Я накинул поверх пижамы домашний халат, и мы переместились на кухню. Марта, когда на нее находило соответствующее настроение, была великолепной хозяйкой, у нее все получалось быстро и вкусно, так что позавтракали мы отлично – отложив при этом все разговоры о деле на потом. Марта доложила мне о том, что Монья ей нравится все больше, хотя в тот вечер в студии им и не удалось поболтать по душам. В ответ на вопрос о Хорхе и Лауре она лишь презрительно передернула плечами и высказала предположение, что Хорхе ищет способ быть представленным в доме семьи Динар.
– Тоже мне проблема. Пусть позвонит мне, я лично отведу его к ним и представлю родителям девочек. – Я сказал это с преувеличенной небрежностью, специально, чтобы разозлить Марту.
– Ну и тащи его, куда хочешь. В конце концов, должен же он переспать хоть с одной из них. Ты-то, надеюсь, ревновать не будешь?
– Ни в коем случае! Ты же знаешь, что я люблю только тебя. И вот сегодня ты сама пришла ко мне – одна, беззащитная, ты появилась в моей спальне…
– За дверью меня ждет няня с заявлением в суд по делам несовершеннолетних. Осталось только вписать твое имя и дать делу ход. Слушай, Инсекто, ты ведь поможешь мне, правда?
Она дожевала свою чертову ветчину, а я внимательно и терпеливо выслушал всю ее болтовню. Нет, мне не то чтобы было скучно, просто все, о чем она говорила, каждая ее «свежая» мысль – все это было уже основательно пережевано мной, начиная с того спиритического вечера. Подчас даже надоедает наблюдать одно и то же: то, как подсознательное объясняет куда более сложные ситуации, чем объективная наука, как логическое мышление сдается и отступает перед самыми первобытными инстинктами, уступая место капризу чистой поэзии, тому, что исконно принадлежит нам – иррациональному мышлению и мотивированным им действиям.
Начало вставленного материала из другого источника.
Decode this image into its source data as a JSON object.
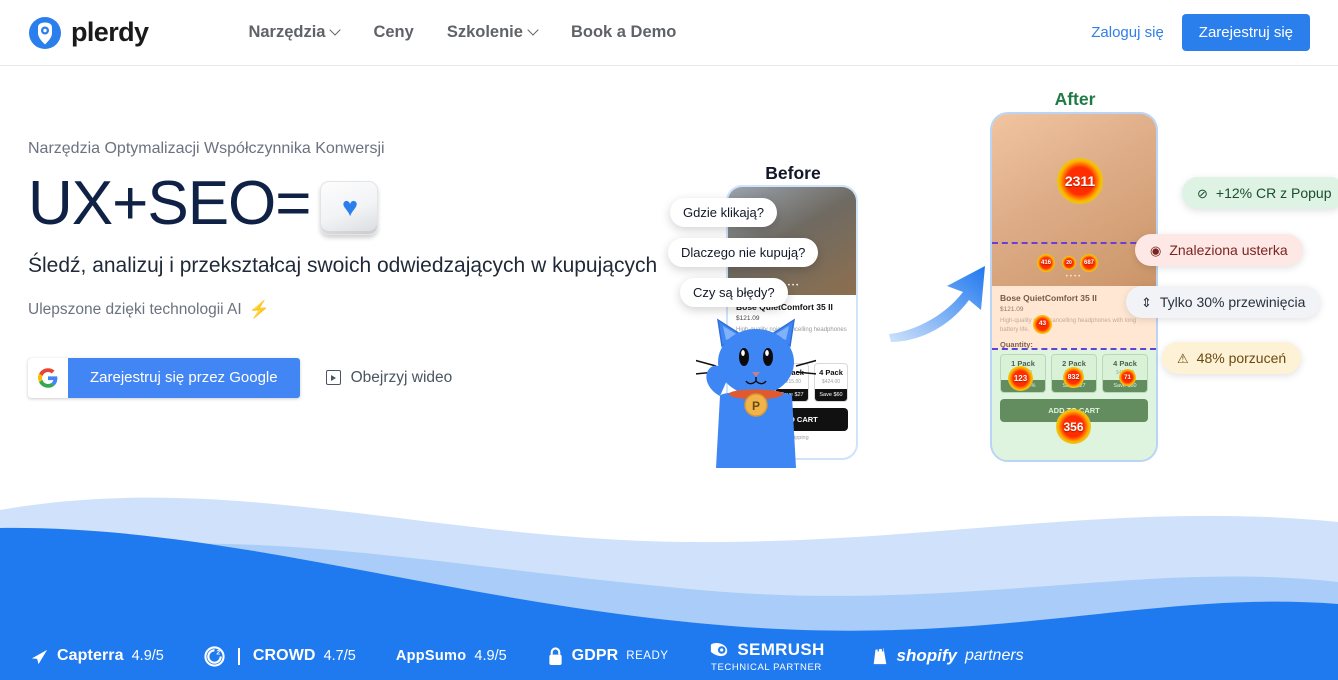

Марта все говорила и говорила, придавая осязаемую форму моим беспорядочным размышлениям, и вскоре лишь тайный резерв моей личной независимости удерживал меня от того, чтобы признаться, что я давно согласен принять участие в деле, о коем она говорила.
Мы решили (вооружившись путеводителем Певзера) обследовать наиболее вероятные, по мнению Марты, районы. Я поинтересовался, верит ли она в гадание на картах, – имея в виду топографию. Марта тотчас попыталась сориентироваться между разными секторами Буэнос-Айреса при помощи какого-нибудь внутреннего голоса. Пока я одевался и писал записку для прислуги, мы разработали план, достойный времен моего бойскаутства. Флоресту мы вычеркнули сразу – слишком слабо было предчувствие Марты по поводу этого района – и решили двигаться от меньшего к большему, начав с Вилья-Лугано и Вилья-Селина, чтобы затем сконцентрировать внимание на Кабальито и Девото.
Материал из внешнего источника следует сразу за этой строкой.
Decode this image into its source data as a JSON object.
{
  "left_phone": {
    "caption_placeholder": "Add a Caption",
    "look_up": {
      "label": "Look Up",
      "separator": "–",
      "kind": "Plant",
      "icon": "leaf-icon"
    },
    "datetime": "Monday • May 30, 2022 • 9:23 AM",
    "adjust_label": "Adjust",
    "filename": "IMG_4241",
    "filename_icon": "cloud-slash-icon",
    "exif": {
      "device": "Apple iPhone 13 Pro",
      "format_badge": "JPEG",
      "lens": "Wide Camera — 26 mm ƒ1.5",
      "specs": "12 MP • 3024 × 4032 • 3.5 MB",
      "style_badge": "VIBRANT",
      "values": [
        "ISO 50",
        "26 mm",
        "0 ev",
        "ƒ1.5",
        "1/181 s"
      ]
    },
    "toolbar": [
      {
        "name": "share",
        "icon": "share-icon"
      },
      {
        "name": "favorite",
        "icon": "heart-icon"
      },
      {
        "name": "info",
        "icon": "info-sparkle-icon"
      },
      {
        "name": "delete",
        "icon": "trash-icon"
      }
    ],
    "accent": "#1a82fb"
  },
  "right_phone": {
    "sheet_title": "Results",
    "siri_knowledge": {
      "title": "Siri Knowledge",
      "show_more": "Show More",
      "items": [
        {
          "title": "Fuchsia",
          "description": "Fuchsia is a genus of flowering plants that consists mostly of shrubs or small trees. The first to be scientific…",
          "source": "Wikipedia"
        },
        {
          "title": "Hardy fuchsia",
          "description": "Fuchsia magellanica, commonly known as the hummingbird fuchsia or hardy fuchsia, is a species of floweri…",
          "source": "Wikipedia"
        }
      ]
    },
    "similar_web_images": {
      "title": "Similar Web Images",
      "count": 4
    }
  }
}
– Поклянись мне всем самым святым для тебя, что ничего не скажешь Ренато, – потребовала Марта.
– Клянусь.
– И поклянись всем тем же, что Хорхе тоже ничего не узнает.
– Клянусь.
136-й автобус высадил нас у того почти не знакомого мне места, где улицы Баррос Пасос и Чилаберт упираются в проспект Генерала Паса. Солнце уже изрядно раскалило асфальт, но я терпеливо ждал, пока Марта выберет или угадает нужный нам маршрут. Во время поездки – почти час от Примера Хунта – мы договорились сосредоточиться на нескольких принципиально важных деталях: булыжная мостовая, насыпь или какой-то склон напротив дома. Сидя по противоположным бортам сто тридцать шестого, мы пытались, насколько это было возможно, разглядеть улицы, которые, которые пересекал наш автобус. Уже ближе к концу поездки, когда позади осталась остановка Вилья Лугано – этот островок зелени посреди стольких серых каменных кубов, – Марта пересела ко мне и, потупив взгляд, призналась, что абсолютно ничего не узнает в этом районе.
– Но ты хотя бы бывала здесь?
– Один раз. Нас с Хорхе как-то занесло сюда лет восемь назад. Здесь все было по-другому, автобус не ходил, и я…
– Ладно, – поспешил я успокоить ее. – Предчувствие есть предчувствие. Раз уж решили – нужно и дальше доверять ему.
По Баррос Пасос мы вышли на проспект Генерала Паса и решили обследовать зону, где насыпи могли бы навести нас на нужный след. Странное дело, но из всей той экскурсии в моей памяти сохранилась только белая лошадь, пьющая воду из какой-то лужи. На мой взгляд, было яснее ясного: судя по виду Вилья-Селины, искать нам здесь было нечего; Марта же упрямо решила обследовать весь район и молча зашагала вперед. В тот момент она была до невозможности похожа на Хорхе, сконцентрировавшегося на очередном своем стихотворении. Она потребовала, чтобы я следовал за нею, по ее приказу мы время от времени разделялись на том или ином углу, чтобы надежнее обследовать очередной квартал, и так продолжалось до полудня, когда, решив, что пора менять место поисков, мы зашли в кафе напротив автобусной остановки – перекусить свиной колбасой с пивом.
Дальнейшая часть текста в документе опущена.